16/05/2018 – I vincoli di finanza pubblica per gli enti locali in materia di personale (seconda parte)

I vincoli di finanza pubblica per gli enti locali in materia di personale (seconda parte)

In ordine all’elencazione dei vincoli assunzionali generali cui sono soggette tutte le amministrazioni e agli ulteriori specifici previsti dal legislatore per gli enti locali, appare preliminarmente necessario evidenziare che l’articolo 6 del d.lgs 30 marzo 2001 n. 165  recante “Norme generali sull’ordinamento del lavoro alle dipendenze delle amministrazioni pubbliche” (di seguito d.lgs 165/2001), all’attuale comma 2 terzo periodo dispone “ …..le amministrazioni pubbliche curano l’ottimale distribuzione delle risorse umane attraverso la coordinata attuazione dei processi di mobilità e di reclutamento del personale, anche con riferimento alle unità di cui all’articolo 35, comma 2”.

Giova, altresì sinteticamente elencare di seguito, le varie tipologie di mobilità previste dalla normativa vigente:

  • mobilità (imposta) per ricollocazione (ai sensi degli artt. 34 e 34 bis del d.lgs 165/2001 e 2 comma 13 del D.L. 95/2012).
  • mobilità obbligatoria (necessario presupposto delle procedure  concorsuali di reclutamento) ex art. 30 comma 2 bis del d.lgs 165/2001.
  • mobilità volontaria concordata o reciproca ex art. 6 e  30 comma 1, del d.lgs 165/2001 (sulla  possibilità di attivare una procedura di mobilità per interscambio – per compensazione – tra Enti dello stesso comparto pur in costanza di abrogazione. con decorrenza 05/06/2012 ex art. 62 del D.L. 9/2/2012, n. 5, convertito con modificazioni nella L. 35/2012, dell’art. 6 comma 20 del D.P.R. 268/87 che prevedeva il ricorso a detta procedura. sul mantenimento del ricorso a tale tipologia di mobilità pur  a seguito dell’abrogazione del che recepiva il CCNL ove veniva prevista specificatamente si veda  la deliberazione della Sezione regionale di controllo per il Veneto n. 65/2013/PAR ).
  • mobilità  interna di cui all’art. 30 comma 2 d.lgs 165/2001 ed ex art. 1, comma 29  della legge 148/2011 (seppur ora abrogato dal D.L. 24 giugno 2014, n. 90) (prodromica alla mobilità imposta).
  • mobilità collettiva (art. 6, comma 2, secondo periodo e riscritto art. 33 del d.lgs 165/2001).
  • mobilità (imposta) per ricollocazione del personale delle Province (ex art. 1 commi da 422 a 428 della legge 190/2014).

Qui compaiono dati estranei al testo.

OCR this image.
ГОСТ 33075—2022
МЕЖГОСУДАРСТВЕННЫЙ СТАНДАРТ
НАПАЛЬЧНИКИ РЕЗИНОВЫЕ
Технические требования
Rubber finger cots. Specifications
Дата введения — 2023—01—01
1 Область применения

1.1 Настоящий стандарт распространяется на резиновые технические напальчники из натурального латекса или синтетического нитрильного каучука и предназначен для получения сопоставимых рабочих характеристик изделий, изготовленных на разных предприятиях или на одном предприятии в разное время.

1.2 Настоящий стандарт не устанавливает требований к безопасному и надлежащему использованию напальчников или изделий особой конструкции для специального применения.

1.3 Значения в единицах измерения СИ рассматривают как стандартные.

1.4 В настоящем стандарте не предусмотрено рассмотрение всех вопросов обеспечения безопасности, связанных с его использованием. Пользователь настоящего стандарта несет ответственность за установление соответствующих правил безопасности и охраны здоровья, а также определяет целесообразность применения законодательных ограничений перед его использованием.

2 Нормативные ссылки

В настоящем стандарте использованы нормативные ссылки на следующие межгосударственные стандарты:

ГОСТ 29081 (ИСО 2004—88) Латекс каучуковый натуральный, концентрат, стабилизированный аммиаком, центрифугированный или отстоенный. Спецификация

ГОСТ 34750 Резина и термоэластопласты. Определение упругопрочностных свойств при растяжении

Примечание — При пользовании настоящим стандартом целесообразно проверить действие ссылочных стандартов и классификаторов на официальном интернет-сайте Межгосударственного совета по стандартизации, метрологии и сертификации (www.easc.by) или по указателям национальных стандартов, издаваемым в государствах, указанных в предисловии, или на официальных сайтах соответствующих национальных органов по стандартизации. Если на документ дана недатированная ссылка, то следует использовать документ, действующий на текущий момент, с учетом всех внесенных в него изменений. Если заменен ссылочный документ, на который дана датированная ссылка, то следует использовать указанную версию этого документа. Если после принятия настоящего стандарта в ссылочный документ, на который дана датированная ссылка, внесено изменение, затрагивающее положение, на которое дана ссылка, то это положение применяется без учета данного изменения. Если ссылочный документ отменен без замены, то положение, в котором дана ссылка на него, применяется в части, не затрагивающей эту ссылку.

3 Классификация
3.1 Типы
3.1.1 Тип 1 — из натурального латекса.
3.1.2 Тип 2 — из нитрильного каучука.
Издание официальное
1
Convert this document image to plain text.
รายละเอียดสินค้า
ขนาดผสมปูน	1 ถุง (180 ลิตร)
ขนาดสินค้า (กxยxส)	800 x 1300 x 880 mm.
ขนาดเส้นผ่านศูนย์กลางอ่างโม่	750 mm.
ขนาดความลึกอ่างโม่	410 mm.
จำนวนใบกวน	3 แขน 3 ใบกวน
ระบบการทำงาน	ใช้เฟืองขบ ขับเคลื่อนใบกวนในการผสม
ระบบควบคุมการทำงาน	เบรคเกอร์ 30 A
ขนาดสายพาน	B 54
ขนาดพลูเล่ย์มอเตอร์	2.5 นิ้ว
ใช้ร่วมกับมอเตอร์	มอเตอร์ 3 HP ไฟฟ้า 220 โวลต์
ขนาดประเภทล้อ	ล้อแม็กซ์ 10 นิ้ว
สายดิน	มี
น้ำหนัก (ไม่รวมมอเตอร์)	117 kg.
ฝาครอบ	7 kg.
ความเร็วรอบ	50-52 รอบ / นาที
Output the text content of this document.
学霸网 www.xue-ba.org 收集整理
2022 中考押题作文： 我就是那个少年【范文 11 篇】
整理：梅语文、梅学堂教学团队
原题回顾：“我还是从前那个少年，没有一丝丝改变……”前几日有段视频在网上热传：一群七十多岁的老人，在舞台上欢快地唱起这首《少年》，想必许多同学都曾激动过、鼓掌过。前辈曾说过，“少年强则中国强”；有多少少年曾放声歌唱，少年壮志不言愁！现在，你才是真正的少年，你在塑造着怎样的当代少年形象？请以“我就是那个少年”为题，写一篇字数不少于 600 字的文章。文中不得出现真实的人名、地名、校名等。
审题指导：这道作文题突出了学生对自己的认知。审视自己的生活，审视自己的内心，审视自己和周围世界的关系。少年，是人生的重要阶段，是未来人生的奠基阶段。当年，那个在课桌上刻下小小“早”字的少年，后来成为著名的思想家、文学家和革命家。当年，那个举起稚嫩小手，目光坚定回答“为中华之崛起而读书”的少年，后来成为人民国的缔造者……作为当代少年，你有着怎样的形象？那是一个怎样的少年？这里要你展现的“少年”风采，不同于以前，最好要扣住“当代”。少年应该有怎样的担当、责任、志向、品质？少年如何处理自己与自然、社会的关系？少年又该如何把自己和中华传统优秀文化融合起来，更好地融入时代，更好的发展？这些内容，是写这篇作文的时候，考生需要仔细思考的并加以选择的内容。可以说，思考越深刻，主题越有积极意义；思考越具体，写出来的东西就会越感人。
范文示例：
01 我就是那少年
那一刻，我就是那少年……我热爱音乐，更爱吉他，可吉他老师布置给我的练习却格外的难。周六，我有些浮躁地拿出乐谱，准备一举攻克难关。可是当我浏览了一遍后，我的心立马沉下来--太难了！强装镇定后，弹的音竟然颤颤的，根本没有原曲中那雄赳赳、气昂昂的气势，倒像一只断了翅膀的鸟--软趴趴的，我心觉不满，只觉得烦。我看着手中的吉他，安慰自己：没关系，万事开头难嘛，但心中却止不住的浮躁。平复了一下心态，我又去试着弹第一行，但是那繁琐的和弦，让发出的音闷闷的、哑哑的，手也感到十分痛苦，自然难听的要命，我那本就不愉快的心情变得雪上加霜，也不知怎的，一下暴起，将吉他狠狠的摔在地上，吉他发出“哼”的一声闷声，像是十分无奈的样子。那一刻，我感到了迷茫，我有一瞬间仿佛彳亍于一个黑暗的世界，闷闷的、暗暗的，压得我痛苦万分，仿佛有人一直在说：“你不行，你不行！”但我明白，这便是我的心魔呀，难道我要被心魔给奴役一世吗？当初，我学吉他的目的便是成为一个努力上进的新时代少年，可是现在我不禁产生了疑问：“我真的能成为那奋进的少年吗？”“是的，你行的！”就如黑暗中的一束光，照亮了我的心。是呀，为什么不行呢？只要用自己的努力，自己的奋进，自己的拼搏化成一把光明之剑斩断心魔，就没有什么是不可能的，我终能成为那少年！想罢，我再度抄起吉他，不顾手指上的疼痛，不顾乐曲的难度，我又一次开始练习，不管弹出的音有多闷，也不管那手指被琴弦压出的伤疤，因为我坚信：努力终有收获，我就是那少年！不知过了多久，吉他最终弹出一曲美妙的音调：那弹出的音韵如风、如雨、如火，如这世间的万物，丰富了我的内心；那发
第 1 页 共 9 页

Vanno poi richiamate alcune disposizioni attualmente vigenti che favoriscono per le amministrazioni locali il ricorso all’istituto della mobilità quali:

  • l’art. 39, comma 3 ultimo periodo, della legge 27 dicembre 1997, n. 449 (collegato alla legge finanziaria per il 1998) Le assunzioni restano comunque subordinate all’indisponibilità di personale da trasferire secondo le vigenti procedure di mobilità e possono essere disposte esclusivamente presso le sedi che presentino le maggiori carenze di personale. Le disposizioni del presente articolo si applicano anche alle assunzioni previste da norme speciali o derogatorie”.
  • l’art. 1, comma 557, della Legge 30 dicembre 2004, n. 311 (finanziaria per il 2005) ove si prevede che “i comuni con popolazione inferiore ai 5.000 abitanti, i consorzi tra enti locali gerenti servizi a  rilevanza non industriale, le comunità montane e le unioni di comuni possono servirsi dell’attività lavorativa di dipendenti a tempo pieno di altre Amministrazioni locali purché  autorizzati  dall’Amministrazione di provenienza” (circa i caratteri e l’applicabilità di detta disposizione cfr. Corte dei conti Sezione regionale di controllo per il Veneto, deliberazione n. 17/Par/2008/Cons.);
  • l’articolo 1, comma 47 della legge 30 dicembre 2004 n. 311  che dispone In vigenza di disposizioni che stabiliscono un regime di limitazione delle assunzioni di personale a tempo indeterminato, sono consentiti trasferimenti per mobilità, anche intercompartimentale, tra amministrazioni sottoposte al regime di limitazione, nel rispetto delle disposizioni sulle dotazioni organiche e, per gli enti locali, purché abbiano rispettato il patto di stabilità interno per l’anno precedente”.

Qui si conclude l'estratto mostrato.